Old Pipes Crumble in Rural California
Bertha Mae Beavers remembers hearing stories as a child about the promises of California, a place so rich with jobs and opportunity that money, she was told, “grew on trees.” So in the summer of 1946, she said goodbye to her family of sharecroppers in Oklahoma and set out for a piece of it. For decades she labored in the Central Valley’s vast cotton and grape fields, where eventually her children joined her. Looking back, Beavers, who turned 90 this year, has sometimes wondered why she left home at all. It was all the same trouble, she said.

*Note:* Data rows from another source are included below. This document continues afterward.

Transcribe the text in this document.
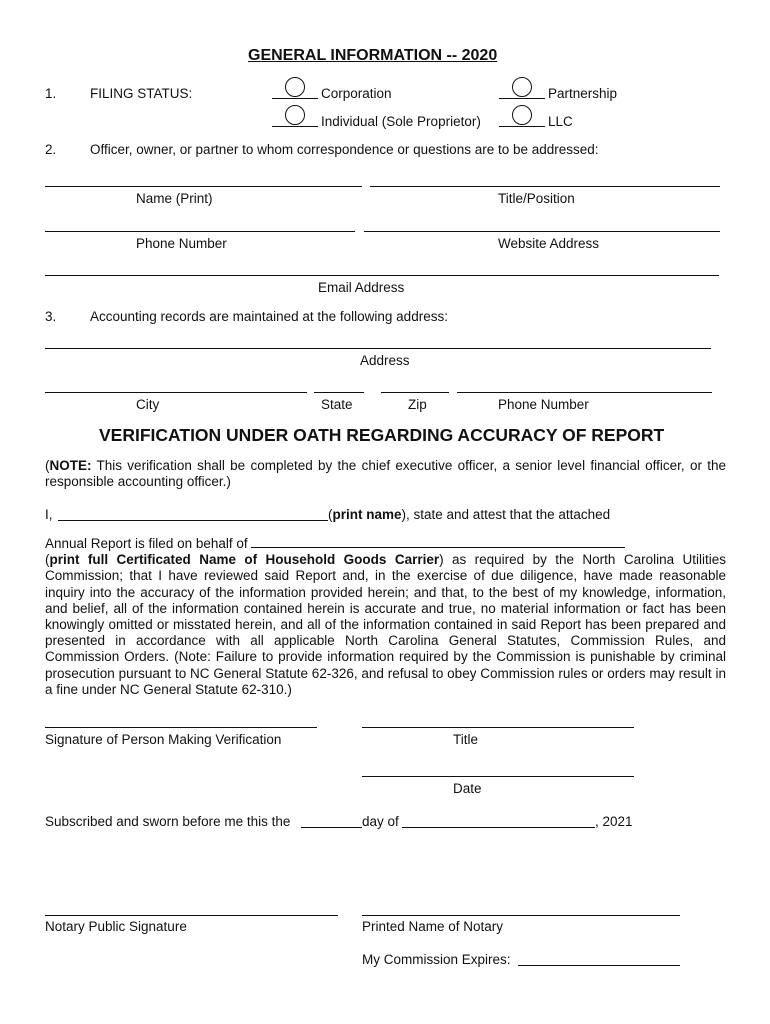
GENERAL INFORMATION -- 2020
1. FILING STATUS:	Corporation	Partnership
Individual (Sole Proprietor)	LLC
2. Officer, owner, or partner to whom correspondence or questions are to be addressed:
Name (Print)	Title/Position
Phone Number	Website Address
Email Address
3. Accounting records are maintained at the following address:
Address
City	State	Zip	Phone Number
VERIFICATION UNDER OATH REGARDING ACCURACY OF REPORT
(NOTE: This verification shall be completed by the chief executive officer, a senior level financial officer, or the responsible accounting officer.)
I,	(print name), state and attest that the attached

Annual Report is filed on behalf of

(print full Certificated Name of Household Goods Carrier) as required by the North Carolina Utilities Commission; that I have reviewed said Report and, in the exercise of due diligence, have made reasonable inquiry into the accuracy of the information provided herein; and that, to the best of my knowledge, information, and belief, all of the information contained herein is accurate and true, no material information or fact has been knowingly omitted or misstated herein, and all of the information contained in said Report has been prepared and presented in accordance with all applicable North Carolina General Statutes, Commission Rules, and Commission Orders. (Note: Failure to provide information required by the Commission is punishable by criminal prosecution pursuant to NC General Statute 62-326, and refusal to obey Commission rules or orders may result in a fine under NC General Statute 62-310.)

Signature of Person Making Verification	Title
Date
Subscribed and sworn before me this the	day of	, 2021
Notary Public Signature	Printed Name of Notary
My Commission Expires:
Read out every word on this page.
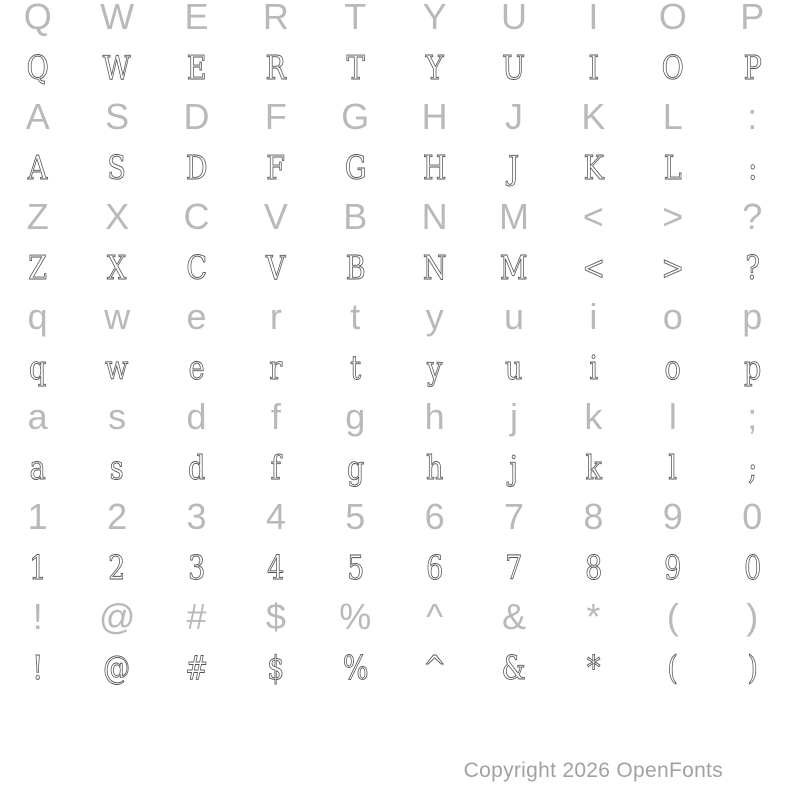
Q	W	E	R	T	Y	U	I	O	P
Q	W	E	R	T	Y	U	I	O	P
A	S	D	F	G	H	J	K	L	:
A	S	D	F	G	H	J	K	L	:
Z	X	C	V	B	N	M	<	>	?
Z	X	C	V	B	N	M	<	>	?
q	w	e	r	t	y	u	i	o	p
q	w	e	r	t	y	u	i	o	p
a	s	d	f	g	h	j	k	l	;
a	s	d	f	g	h	j	k	l	;
1	2	3	4	5	6	7	8	9	0
1	2	3	4	5	6	7	8	9	0
!	@	#	$	%	^	&	*	(	)
!	@	#	$	%	^	&	*	(	)
Copyright 2026 OpenFonts
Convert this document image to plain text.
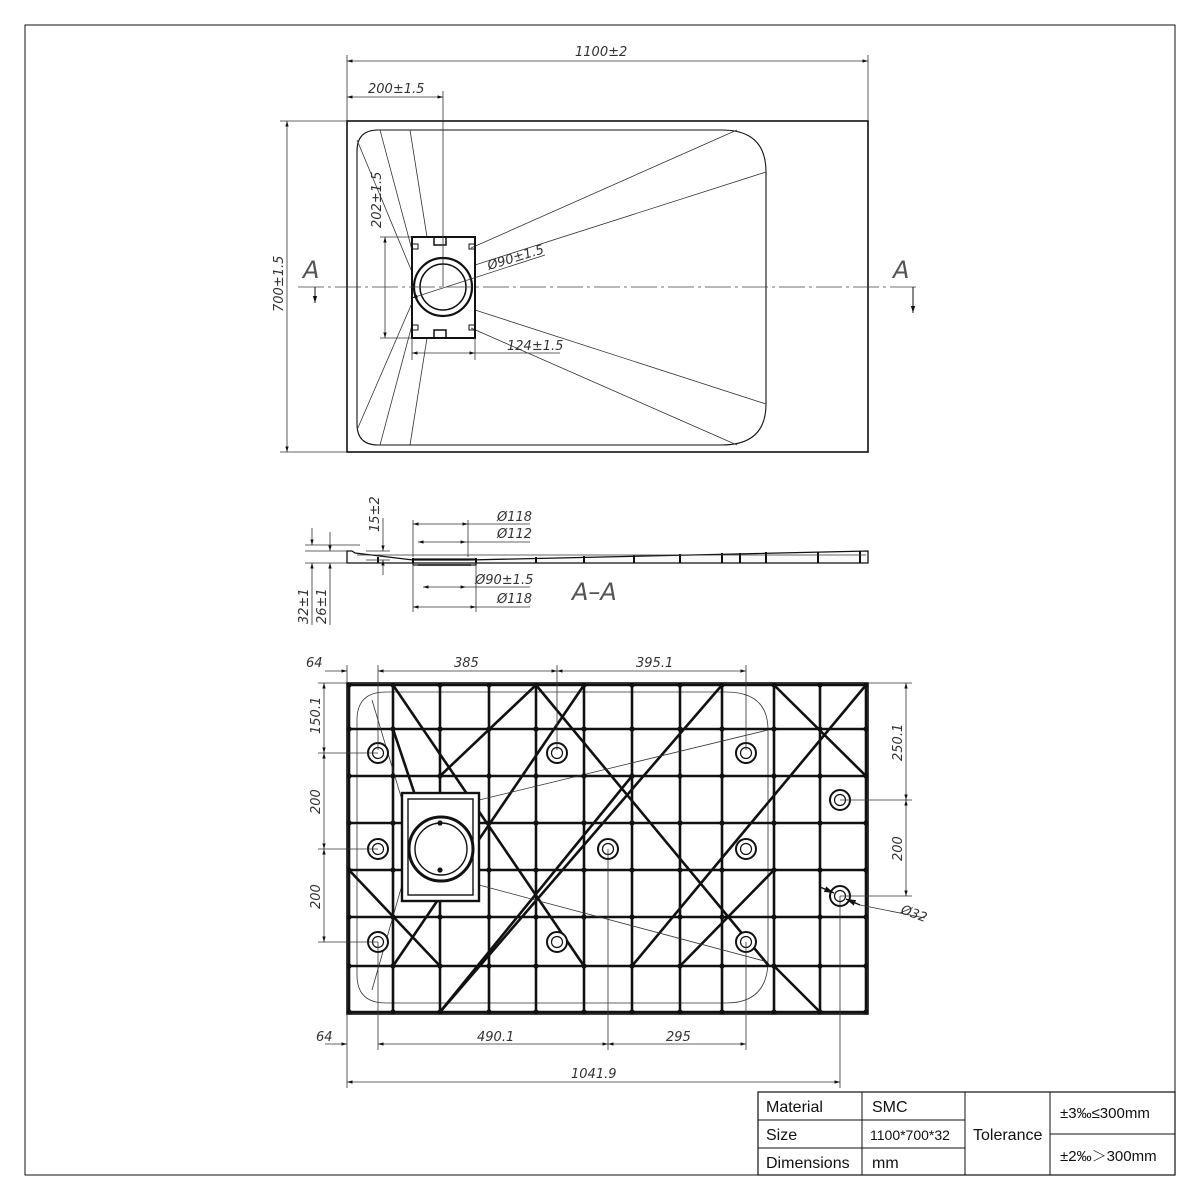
A	A
1100±2
200±1.5
700±1.5
202±1.5
Ø90±1.5
124±1.5
15±2	Ø118
Ø112
Ø90±1.5
Ø118 A–A
32±1 26±1
64	385	395.1
150.1
200
200
250.1
200
Ø32
64	490.1	295
1041.9
Material	SMC
Size	1100*700*32
Dimensions mm
Tolerance
±3‰≤300mm
±2‰＞300mm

Amid a vast migration during the early 20th century, tens of thousands of black people like Beavers came to California’s farm country from far-off states in the Cotton Belt and the Dust Bowl. And as in other parts of the United States, black migrants were met with Jim Crow-style racism: “Whites Only” signs, curfews and discriminatory practices by banks. Often, the only places black families could settle were on arid acres on the outskirts of cultivated farmland — places like Teviston, the all-black colony where Beavers raised 12 children in “a two-bedroom shack” with no bathrooms or running water. “When we came out here, there were just about two houses, and the rest were in tents, just tents, and no water, we had no water for years,” Beavers said one recent evening, surrounded by several of her adult children.